Describe the level surfaces of $u=f(x,y,z)=x^2+y^2+z^2$.

Solution

The level surfaces are given by
$x^2+y^2+z^2=c.$ For $c\geq 0$, This equation is the equation of a sphere of radius $\sqrt{c}$ centered at the origin. For $c<0$, there is no level curve (see Figure 9).

Example 8

Describe the level surfaces of $u=f(x,y,z)=\frac{x^2+y^2}{z}$.

Solution

The level surfaces are given by $\frac{x^2+y^2}{z}=c$, or
$(x^2+y^2)=c z.$ This equation describes the regular parabola ($z=x^2+y^2$) where its output is multiplied by $1/c$. Some of the level surfaces are shown in Figure 10.

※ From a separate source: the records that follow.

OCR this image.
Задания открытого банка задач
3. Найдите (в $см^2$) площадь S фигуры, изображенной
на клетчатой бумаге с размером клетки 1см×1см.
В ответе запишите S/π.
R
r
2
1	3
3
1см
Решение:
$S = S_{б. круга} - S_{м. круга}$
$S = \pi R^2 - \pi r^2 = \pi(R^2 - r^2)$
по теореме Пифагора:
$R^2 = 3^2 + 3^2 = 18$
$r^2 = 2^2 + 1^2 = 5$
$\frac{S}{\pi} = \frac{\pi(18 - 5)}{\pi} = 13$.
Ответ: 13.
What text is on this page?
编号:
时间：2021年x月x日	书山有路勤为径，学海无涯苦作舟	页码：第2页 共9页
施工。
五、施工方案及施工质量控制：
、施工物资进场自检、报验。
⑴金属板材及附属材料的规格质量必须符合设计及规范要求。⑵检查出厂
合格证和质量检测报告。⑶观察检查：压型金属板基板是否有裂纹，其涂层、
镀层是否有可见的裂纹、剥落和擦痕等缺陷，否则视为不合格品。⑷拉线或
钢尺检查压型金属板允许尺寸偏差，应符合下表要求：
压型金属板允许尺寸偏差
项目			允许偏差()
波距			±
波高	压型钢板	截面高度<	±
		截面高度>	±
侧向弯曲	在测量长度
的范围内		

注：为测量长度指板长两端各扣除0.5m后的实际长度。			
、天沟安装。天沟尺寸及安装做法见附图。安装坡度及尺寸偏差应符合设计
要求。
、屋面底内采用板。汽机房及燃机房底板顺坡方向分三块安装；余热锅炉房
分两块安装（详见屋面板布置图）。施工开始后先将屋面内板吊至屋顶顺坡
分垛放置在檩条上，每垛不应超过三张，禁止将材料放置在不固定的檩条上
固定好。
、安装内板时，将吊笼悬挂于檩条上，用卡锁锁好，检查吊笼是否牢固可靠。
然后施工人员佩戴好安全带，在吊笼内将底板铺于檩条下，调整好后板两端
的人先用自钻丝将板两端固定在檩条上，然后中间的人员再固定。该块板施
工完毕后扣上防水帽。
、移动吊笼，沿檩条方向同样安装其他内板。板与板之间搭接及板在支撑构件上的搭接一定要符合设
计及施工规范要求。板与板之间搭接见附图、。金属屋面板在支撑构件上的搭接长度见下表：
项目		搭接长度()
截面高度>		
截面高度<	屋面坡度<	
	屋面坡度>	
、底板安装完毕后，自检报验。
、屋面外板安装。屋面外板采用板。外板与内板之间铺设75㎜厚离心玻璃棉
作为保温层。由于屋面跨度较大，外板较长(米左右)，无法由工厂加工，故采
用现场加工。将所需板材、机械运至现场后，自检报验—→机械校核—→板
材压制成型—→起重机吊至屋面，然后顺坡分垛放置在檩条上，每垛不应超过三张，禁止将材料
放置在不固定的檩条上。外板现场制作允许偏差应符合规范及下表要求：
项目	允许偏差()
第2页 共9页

If $f(x,y,z)$ gives the temperature at each point of 3-space, the level surfaces (curves of constant temperature) are called isothermal. In physics, when $f(x,y,z)$ is a potential function, which gives the value of the potential energy at each point of space, the level surfaces are called equipotential or isopotential. Figure 11 shows the electrostatic equipotentials between two electric charges.